On October 24, 2015, voters in Louisiana will consider candidates for governor — among other offices. While this election will most likely continue to a runoff in November, I would like to offer some advice to the new leader of our state — whoever he may be.
First of all, the newly elected governor will have a host of tough decisions to make. With budget woes and falling oil prices, Louisiana revenues are bound to take a hit. That being said, there is a difference between “spending” and “investing.”
Properly invested, state revenues can produce a return over time that would greatly benefit the state’s economy, and in turn would benefit state tax coffers.
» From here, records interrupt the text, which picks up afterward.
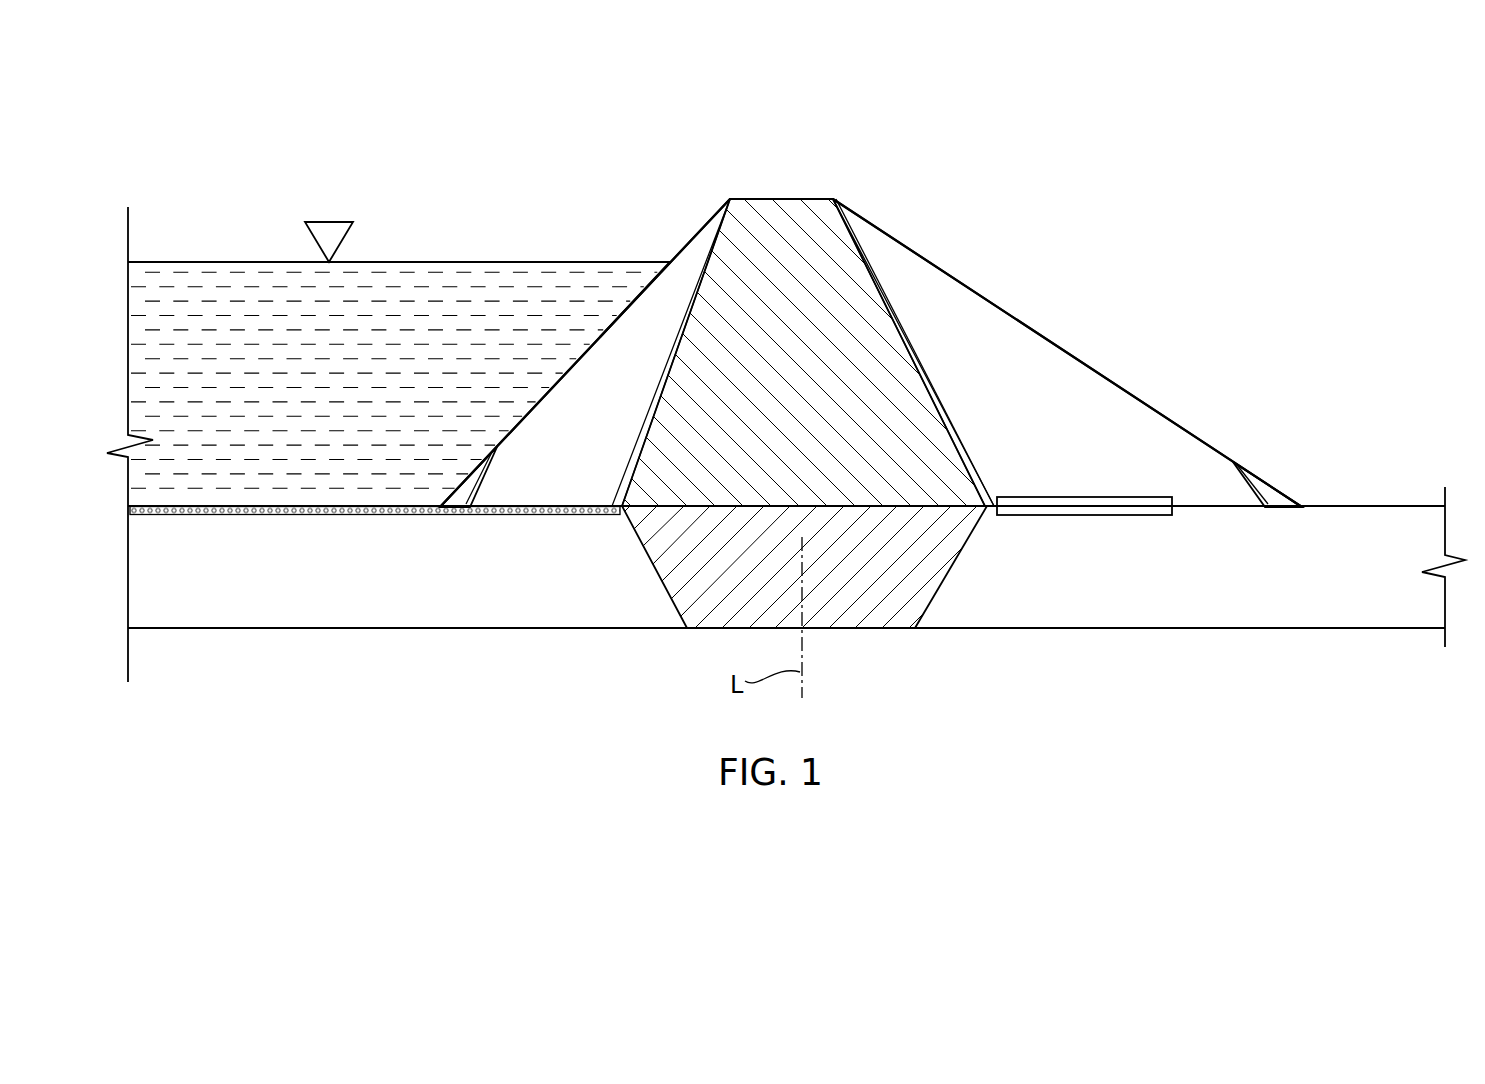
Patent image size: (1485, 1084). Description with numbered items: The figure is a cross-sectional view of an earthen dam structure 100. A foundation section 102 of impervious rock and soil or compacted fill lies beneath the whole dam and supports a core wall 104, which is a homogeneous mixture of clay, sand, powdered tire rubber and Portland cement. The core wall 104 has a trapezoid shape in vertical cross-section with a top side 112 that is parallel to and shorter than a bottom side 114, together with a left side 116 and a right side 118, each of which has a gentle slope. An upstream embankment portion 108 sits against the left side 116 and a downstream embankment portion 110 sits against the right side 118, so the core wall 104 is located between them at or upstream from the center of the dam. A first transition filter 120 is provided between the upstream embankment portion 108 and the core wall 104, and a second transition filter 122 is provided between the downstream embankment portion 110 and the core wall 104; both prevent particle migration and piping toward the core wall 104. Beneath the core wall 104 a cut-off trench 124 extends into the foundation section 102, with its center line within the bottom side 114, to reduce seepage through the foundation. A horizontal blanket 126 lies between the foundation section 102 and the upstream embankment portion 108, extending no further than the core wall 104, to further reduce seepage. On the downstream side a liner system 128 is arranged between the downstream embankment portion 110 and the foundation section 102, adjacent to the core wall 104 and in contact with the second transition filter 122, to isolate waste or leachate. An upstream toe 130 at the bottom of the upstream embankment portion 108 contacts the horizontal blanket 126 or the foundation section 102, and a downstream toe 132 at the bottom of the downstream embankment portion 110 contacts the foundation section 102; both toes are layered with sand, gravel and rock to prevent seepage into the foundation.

The earthen dam structure 100 is at (203, 133).
The foundation section 102 is at (593, 603).
The core wall 104 is at (832, 258).
The upstream embankment portion 108 is at (668, 300).
The downstream embankment portion 110 is at (1100, 413).
The top side 112 is at (782, 198).
The bottom side 114 is at (917, 505).
The left side 116 is at (700, 287).
The right side 118 is at (890, 313).
The first transition filter 120 is at (625, 312).
The second transition filter 122 is at (907, 333).
The cut-off trench 124 is at (860, 598).
The horizontal blanket 126 is at (355, 510).
The liner system 128 is at (1077, 510).
The upstream toe 130 is at (452, 500).
The downstream toe 132 is at (1278, 500).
Here in northwest Louisiana we have a host of investment projects that need to continue to move forward:
Interstate 49 completion
Many Louisianans wondered if an extensions of I-49 to Arkansas would ever come to pass. Now, we are the cusp of such completion, opening the doors to interstate commerce and potentially boosting communities like Hosston and Plain Dealing, all the while making it more advantageous to do business in Shreveport-Bossier. Connecting the completed legs of I-49 through Shreveport is a no-brainer.
Expansion of I-220 South
At the groundbreaking of the Cyber Innovation Center in 2008, Gov. Bobby Jindal announced plans (and funding) to expand the southern loop of I-220 through Barksdale Air Force Base, with an exit/access gate. Seven years later, we have seen virtually no movement on that front. This project would further expand opportunities for Shreveport and Bossier City, making access to industrial parks and the Port of Caddo-Bossier easier than ever. In addition, this route would alleviate some of the traffic snarls through the center of the cities.
Movement on Interstate 69
This Canada-to-Texas corridor could be the catalyst for even greater economic development in the region, but it must have an advocate in the Governor’s Mansion.
A skillfully trained workforce is an essential investment in economic growth. Current Louisiana businesses, and their prospective counterparts cite a trained workforce as one of the main reasons for choosing or leaving a state, You should lead the way, working with all levels of education to help identify and train students in some of the most needed (and lucrative) fields.
With a growing economic comes growing demands on natural resources. In north Louisiana, demands on our water resources are at an all-time high. New sources must be cultivated before they reach critical mass. It takes infrastructure to solve this problem.
These are but a few of the investments that deserve careful consideration. The next governor should truly be focused on items that provide a positive economic return when choosing what to fund. It won’t be easy, but in the end it will be worth it.
David Specht is President of Specht Newspapers, Inc.